For more than 30 years, the Employee Benefit Research Institute has conducted the Retirement Confidence Survey, which gauges the views and attitudes of working-age and retired Americans regarding retirement and their preparations for retirement.
According to the 2021 survey, only 33% of workers expect Social Security to be a significant source of retirement income. But, in reality, 62% of retirees say it’s a significant source.
Further, more than 50% of workers believe that workplace retirement savings plans will be a significant source of retirement income. But the 2021 survey found that workplace plans are an essential source for only 20% of retirees.
Are you surprised? I’m not. These numbers are consistent year after year.
For most, retirement is the “next chapter” in life. Your finances must support your retirement vision, so there are no surprises when it’s your turn.

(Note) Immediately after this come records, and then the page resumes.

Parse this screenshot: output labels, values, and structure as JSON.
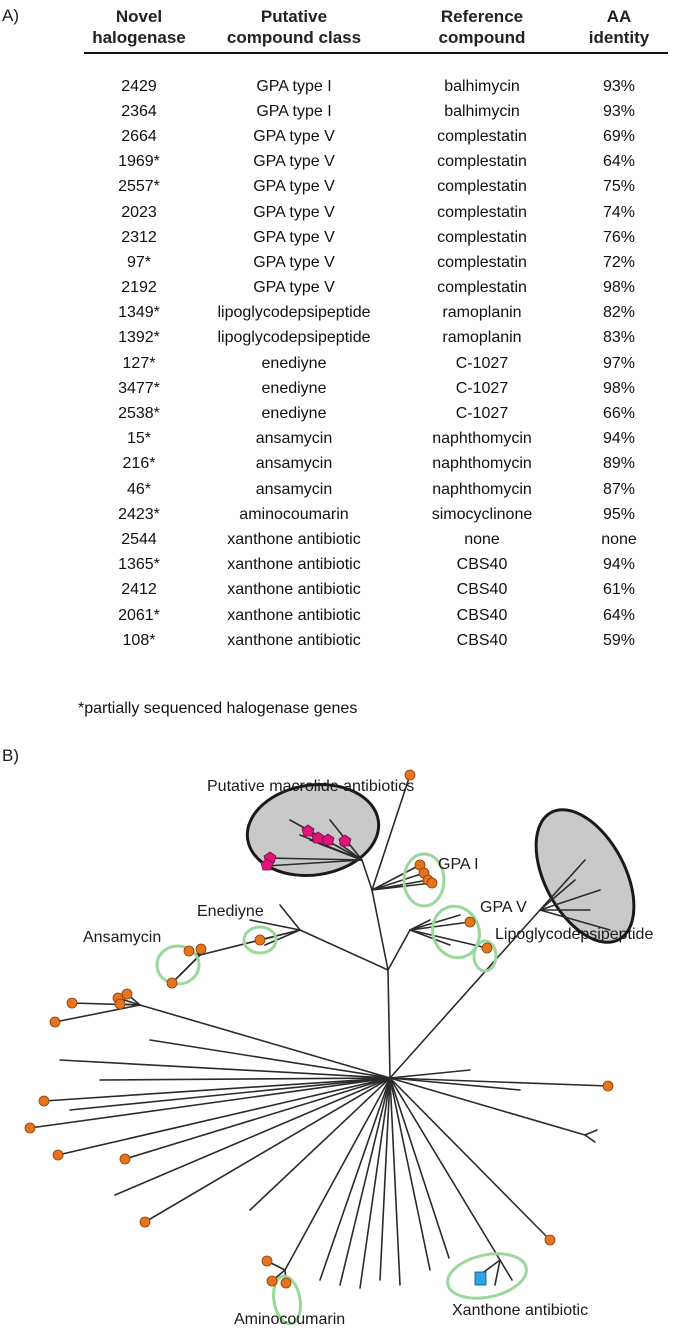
{
  "panel_a": {
    "label": "A)",
    "headers": [
      [
        "Novel",
        "halogenase"
      ],
      [
        "Putative",
        "compound class"
      ],
      [
        "Reference",
        "compound"
      ],
      [
        "AA",
        "identity"
      ]
    ],
    "rows": [
      [
        "2429",
        "GPA type I",
        "balhimycin",
        "93%"
      ],
      [
        "2364",
        "GPA type I",
        "balhimycin",
        "93%"
      ],
      [
        "2664",
        "GPA type V",
        "complestatin",
        "69%"
      ],
      [
        "1969*",
        "GPA type V",
        "complestatin",
        "64%"
      ],
      [
        "2557*",
        "GPA type V",
        "complestatin",
        "75%"
      ],
      [
        "2023",
        "GPA type V",
        "complestatin",
        "74%"
      ],
      [
        "2312",
        "GPA type V",
        "complestatin",
        "76%"
      ],
      [
        "97*",
        "GPA type V",
        "complestatin",
        "72%"
      ],
      [
        "2192",
        "GPA type V",
        "complestatin",
        "98%"
      ],
      [
        "1349*",
        "lipoglycodepsipeptide",
        "ramoplanin",
        "82%"
      ],
      [
        "1392*",
        "lipoglycodepsipeptide",
        "ramoplanin",
        "83%"
      ],
      [
        "127*",
        "enediyne",
        "C-1027",
        "97%"
      ],
      [
        "3477*",
        "enediyne",
        "C-1027",
        "98%"
      ],
      [
        "2538*",
        "enediyne",
        "C-1027",
        "66%"
      ],
      [
        "15*",
        "ansamycin",
        "naphthomycin",
        "94%"
      ],
      [
        "216*",
        "ansamycin",
        "naphthomycin",
        "89%"
      ],
      [
        "46*",
        "ansamycin",
        "naphthomycin",
        "87%"
      ],
      [
        "2423*",
        "aminocoumarin",
        "simocyclinone",
        "95%"
      ],
      [
        "2544",
        "xanthone antibiotic",
        "none",
        "none"
      ],
      [
        "1365*",
        "xanthone antibiotic",
        "CBS40",
        "94%"
      ],
      [
        "2412",
        "xanthone antibiotic",
        "CBS40",
        "61%"
      ],
      [
        "2061*",
        "xanthone antibiotic",
        "CBS40",
        "64%"
      ],
      [
        "108*",
        "xanthone antibiotic",
        "CBS40",
        "59%"
      ]
    ],
    "footnote": "*partially sequenced halogenase genes"
  },
  "panel_b": {
    "label": "B)",
    "clade_labels": {
      "macrolide": "Putative macrolide antibiotics",
      "gpa_i": "GPA I",
      "gpa_v": "GPA V",
      "lipo": "Lipoglycodepsipeptide",
      "enediyne": "Enediyne",
      "ansamycin": "Ansamycin",
      "aminocoumarin": "Aminocoumarin",
      "xanthone": "Xanthone antibiotic"
    },
    "colors": {
      "branch": "#2b2b2b",
      "leaf_marker": "#e6741e",
      "macrolide_marker": "#e0147c",
      "xanthone_marker": "#29a6e0",
      "clade_ring": "#9ad89a",
      "shaded_clade": "#c9c9c9"
    }
  }
}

As a Spokane financial adviser, I’ve seen that it is never too late to change your retirement path. If you don’t know where you are going, chances are you will end up somewhere else. Social Security most likely won’t be enough to cover all of your baseline living expenses, and that is why it is critical that you proactively save to supplement your Social Security.
One way to increase your retirement funds is to start dollar-cost averaging now. What is dollar-cost averaging, and how does it work?

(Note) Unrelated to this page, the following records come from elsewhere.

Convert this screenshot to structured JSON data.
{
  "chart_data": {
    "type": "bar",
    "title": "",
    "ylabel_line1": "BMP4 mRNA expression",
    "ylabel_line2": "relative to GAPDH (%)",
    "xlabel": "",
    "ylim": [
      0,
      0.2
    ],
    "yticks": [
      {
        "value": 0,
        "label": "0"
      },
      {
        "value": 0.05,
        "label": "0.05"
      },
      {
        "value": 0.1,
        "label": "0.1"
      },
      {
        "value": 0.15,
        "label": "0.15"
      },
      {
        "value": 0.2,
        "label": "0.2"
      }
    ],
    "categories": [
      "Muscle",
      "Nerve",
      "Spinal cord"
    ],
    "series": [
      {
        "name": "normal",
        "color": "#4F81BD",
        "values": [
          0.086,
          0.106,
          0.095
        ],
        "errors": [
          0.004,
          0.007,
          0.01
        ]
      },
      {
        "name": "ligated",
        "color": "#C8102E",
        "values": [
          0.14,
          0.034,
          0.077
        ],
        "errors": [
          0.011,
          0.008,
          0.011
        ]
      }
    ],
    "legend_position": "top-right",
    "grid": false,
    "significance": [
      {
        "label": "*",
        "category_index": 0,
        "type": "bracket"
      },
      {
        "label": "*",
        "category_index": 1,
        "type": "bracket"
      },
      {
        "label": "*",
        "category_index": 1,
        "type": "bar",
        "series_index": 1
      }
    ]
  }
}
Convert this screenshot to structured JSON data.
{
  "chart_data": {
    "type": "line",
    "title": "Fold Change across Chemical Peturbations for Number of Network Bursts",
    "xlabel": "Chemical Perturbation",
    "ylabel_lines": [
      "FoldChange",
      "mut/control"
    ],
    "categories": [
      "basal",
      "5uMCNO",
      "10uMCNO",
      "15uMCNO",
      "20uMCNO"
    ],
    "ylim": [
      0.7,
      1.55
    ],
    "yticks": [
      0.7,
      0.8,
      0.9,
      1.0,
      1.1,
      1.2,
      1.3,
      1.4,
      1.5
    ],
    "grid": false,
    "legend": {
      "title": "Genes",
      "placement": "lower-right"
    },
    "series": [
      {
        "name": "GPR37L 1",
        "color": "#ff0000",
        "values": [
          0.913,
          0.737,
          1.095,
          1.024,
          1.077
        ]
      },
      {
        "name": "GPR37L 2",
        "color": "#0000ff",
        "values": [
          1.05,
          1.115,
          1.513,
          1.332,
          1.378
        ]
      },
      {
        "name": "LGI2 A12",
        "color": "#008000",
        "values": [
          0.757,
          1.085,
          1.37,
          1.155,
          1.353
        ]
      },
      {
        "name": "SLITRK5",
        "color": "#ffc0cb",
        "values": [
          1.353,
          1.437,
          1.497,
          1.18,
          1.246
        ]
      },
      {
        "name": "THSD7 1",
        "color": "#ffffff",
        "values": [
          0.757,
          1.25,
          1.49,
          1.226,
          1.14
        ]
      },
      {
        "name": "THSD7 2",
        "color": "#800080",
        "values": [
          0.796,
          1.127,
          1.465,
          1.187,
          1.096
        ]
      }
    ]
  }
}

In the financial world, dollar-cost averaging refers to systematically saving a specific amount into an investment.
An example would be to transfer $100 a month from your checking account into an investment such as a mutual fund at the same time every month.

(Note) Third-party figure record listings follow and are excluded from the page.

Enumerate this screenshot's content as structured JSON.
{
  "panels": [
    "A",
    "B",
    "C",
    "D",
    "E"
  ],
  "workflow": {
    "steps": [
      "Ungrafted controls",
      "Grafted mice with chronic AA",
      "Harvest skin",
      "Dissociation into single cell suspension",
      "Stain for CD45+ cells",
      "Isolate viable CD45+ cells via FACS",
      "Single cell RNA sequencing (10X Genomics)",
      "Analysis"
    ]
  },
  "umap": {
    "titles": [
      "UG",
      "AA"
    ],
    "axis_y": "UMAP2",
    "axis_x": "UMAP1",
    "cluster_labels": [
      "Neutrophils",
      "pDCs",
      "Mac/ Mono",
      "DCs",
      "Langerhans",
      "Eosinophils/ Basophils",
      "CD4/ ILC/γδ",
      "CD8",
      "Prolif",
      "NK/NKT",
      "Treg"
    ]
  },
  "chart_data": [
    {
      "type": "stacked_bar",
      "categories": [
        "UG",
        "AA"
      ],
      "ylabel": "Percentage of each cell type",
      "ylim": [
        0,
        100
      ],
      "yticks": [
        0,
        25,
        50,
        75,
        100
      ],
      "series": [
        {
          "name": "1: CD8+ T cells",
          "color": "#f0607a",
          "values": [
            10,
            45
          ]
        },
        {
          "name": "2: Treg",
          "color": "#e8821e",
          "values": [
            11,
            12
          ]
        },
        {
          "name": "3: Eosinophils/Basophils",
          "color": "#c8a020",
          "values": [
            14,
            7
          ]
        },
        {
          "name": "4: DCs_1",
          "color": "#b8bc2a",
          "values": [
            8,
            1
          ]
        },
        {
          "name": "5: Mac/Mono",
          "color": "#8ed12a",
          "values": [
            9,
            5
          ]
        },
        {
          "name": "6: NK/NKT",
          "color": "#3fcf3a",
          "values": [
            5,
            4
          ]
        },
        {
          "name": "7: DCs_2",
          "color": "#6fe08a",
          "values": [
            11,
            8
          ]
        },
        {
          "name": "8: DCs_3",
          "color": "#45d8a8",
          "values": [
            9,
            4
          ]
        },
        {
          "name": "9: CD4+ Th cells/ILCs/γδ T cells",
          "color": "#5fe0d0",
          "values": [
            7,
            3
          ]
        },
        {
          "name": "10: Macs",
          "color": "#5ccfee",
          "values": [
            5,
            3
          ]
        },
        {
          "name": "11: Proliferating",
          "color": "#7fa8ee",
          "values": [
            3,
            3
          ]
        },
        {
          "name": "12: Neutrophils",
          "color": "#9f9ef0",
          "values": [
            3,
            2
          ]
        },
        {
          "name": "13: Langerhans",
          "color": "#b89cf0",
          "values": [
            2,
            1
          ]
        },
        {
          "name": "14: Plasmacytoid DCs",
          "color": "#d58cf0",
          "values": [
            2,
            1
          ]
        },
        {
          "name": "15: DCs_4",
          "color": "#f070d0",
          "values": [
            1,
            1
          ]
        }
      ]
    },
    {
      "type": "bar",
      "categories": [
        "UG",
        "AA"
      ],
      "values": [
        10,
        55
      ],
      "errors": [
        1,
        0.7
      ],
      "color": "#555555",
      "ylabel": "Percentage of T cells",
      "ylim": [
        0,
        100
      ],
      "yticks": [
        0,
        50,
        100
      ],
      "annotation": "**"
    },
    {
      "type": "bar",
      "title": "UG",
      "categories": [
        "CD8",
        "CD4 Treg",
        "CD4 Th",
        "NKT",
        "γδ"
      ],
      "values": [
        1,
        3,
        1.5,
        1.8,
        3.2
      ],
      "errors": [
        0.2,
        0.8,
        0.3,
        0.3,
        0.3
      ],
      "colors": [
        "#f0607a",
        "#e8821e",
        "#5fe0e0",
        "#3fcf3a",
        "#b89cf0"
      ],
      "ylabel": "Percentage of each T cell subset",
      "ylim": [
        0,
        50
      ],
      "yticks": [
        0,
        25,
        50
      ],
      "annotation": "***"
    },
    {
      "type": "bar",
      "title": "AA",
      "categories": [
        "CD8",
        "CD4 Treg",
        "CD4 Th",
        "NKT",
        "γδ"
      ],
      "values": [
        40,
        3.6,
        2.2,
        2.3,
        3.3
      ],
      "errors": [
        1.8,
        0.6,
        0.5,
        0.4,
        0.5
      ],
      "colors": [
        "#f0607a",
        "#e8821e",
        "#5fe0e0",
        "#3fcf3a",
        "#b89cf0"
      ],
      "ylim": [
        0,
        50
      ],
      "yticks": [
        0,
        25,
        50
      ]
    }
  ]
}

If you can systematically invest in an investment that fluctuates in value, you buy your asset when your money is received.
Most public investment prices, such as stocks and bonds, are based on supply and demand for that security. The cost of those securities will bounce around throughout the day while the exchange matches the orders to sell and buy.
By systematically accumulating shares each month with your investment, you will collect more when the market dips, and it is like buying something on sale. If you buy something at $10 a share and the price drops to $5 for a month, you will buy twice as many shares due to the price dip.
Price fluctuation is what makes dollar-cost averaging so effective over time. Think of it as buying something you will need for the future. And if you can buy it at a discount, even better, your investment will go farther when the price dips.
It’s human nature to want to let your investments ride in a “bull market” and it isn’t easy to put assets to work after a significant pullback. Dollar-cost averaging is an excellent solution to determine when to enter or exit the market.
How to start dollar-cost averaging:
•Participate in your employer’s retirement plan. Your employer will deduct funds from your paycheck and send them to your retirement account.
•Set up a Roth IRA if you qualify and transfer funds monthly. For 2021, you can contribute $6,000 a year if you are under age 50, and $7,000 if you are 50 or older.
•Set up an investment program through your financial adviser or a mutual fund company directly. It’s easy, efficient, and chances are you won’t even miss those funds.
•Buy some of your favorite stock that pays dividends and sign up for a DRIP—a dividend reinvestment plan, which allows investors to reinvest their cash dividend into additional shares of the underlying stock on the dividend payment date.
You will not benefit from dollar-cost averaging if you don’t take action. The most significant threat you will face in your retirement is rising costs due to inflation. Having different buckets of savings and creating various income sources can help you navigate retirement so you can enjoy it without stressing about where the money is going to come from.